Expanding RL with Verifiable Rewards Across Diverse Domains
Yi Su, Dian Yu, Linfeng Song, Juntao Li, Haitao Mi, Zhaopeng Tu, Min Zhang, Dong Yu
2025-04-01
Summary
This paper explores using AI to train other AI in different fields like medicine and economics, by giving rewards for correct answers.
What's the problem?
It's hard to train AI in these fields because it's difficult to find enough correct answers to teach it what's right and wrong.
What's the solution?
The researchers found that they could use other AI models to automatically check the answers and give rewards, even if the answers weren't perfectly structured.
Why it matters?
This work matters because it can make it easier to train AI in many different areas, even when there isn't a lot of perfect data available.
Abstract
Reinforcement learning (RL) with verifiable rewards (RLVR) has shown promising results in mathematical reasoning and coding tasks where well-structured reference answers are available.

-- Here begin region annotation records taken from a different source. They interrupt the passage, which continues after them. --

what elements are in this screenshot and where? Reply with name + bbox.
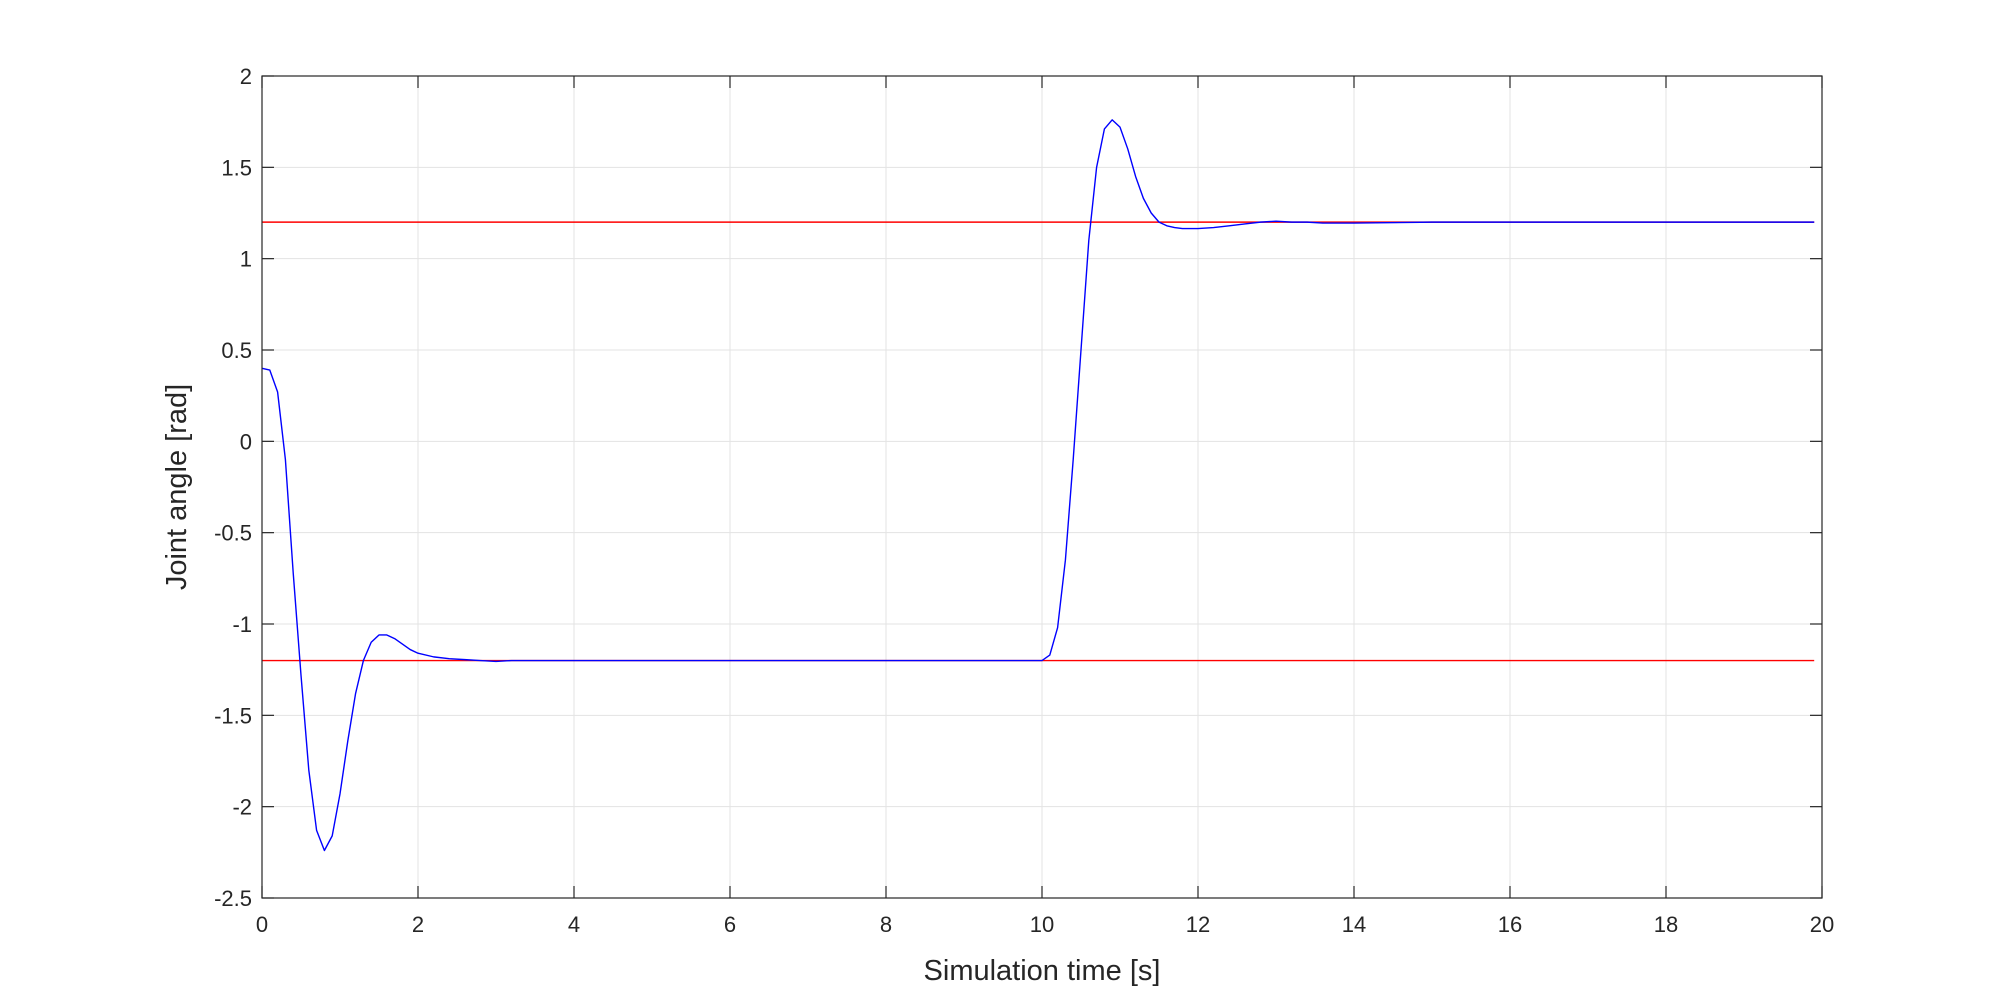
- series-line-2: [261, 119, 1815, 852]
- x-tick-label: 20: [1810, 912, 1834, 937]
- x-tick-label: 4: [568, 912, 580, 937]
- y-tick-label: 1.5: [221, 155, 252, 180]
- y-tick-label: 0: [240, 429, 252, 454]
- x-tick-label: 12: [1186, 912, 1210, 937]
- x-tick-label: 8: [880, 912, 892, 937]
- y-tick-label: -0.5: [214, 521, 252, 546]
- ticks: [261, 75, 1823, 899]
- y-tick-label: -2.5: [214, 886, 252, 911]
- x-tick-label: 0: [256, 912, 268, 937]
- x-tick-label: 14: [1342, 912, 1366, 937]
- x-axis-label: Simulation time [s]: [924, 955, 1161, 987]
- x-tick-label: 16: [1498, 912, 1522, 937]
- y-tick-label: -2: [232, 795, 252, 820]
- x-tick-label: 10: [1030, 912, 1054, 937]
- tick-labels: 0 2 4 6 8 10 12 14 16 18 20 -2.5 -2 -1.5 -1 -0.5 0 0.5 1 1.…: [214, 64, 1834, 937]
- y-tick-label: 0.5: [221, 338, 252, 363]
- x-tick-label: 6: [724, 912, 736, 937]
- y-tick-label: 2: [240, 64, 252, 89]
- y-tick-label: 1: [240, 247, 252, 272]
- x-tick-label: 2: [412, 912, 424, 937]
- y-tick-label: -1.5: [214, 703, 252, 728]
- y-axis-label: Joint angle [rad]: [161, 384, 193, 590]
- x-tick-label: 18: [1654, 912, 1678, 937]
- y-tick-label: -1: [232, 612, 252, 637]
- series-group: [261, 119, 1815, 852]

However, its applicability to broader domains remains underexplored. In this work, we study the extension of RLVR to more diverse domains such as medicine, chemistry, psychology, and economics. We observe high agreement in binary judgments across different large language models (LLMs) when objective reference answers exist, which challenges the necessity of large-scale annotation for training domain-specific reward models. To address the limitations of binary rewards when handling unstructured reference answers, we further incorporate model-based soft scoring into RLVR to improve its flexibility. Our experiments show that a distilled generative reward model can serve as an effective cross-domain verifier, providing reliable reward signals for RL without requiring domain-specific annotations. By fine-tuning a base 7B model using various RL algorithms against our reward model, we obtain policies that outperform state-of-the-art open-source aligned LLMs such as Qwen2.5-72B-Instruct and DeepSeek-R1-Distill-Qwen-32B by a large margin, across domains in free-form answer settings. This also strengthens RLVR's robustness and scalability, highlighting its potential for real-world applications with noisy or weak labels.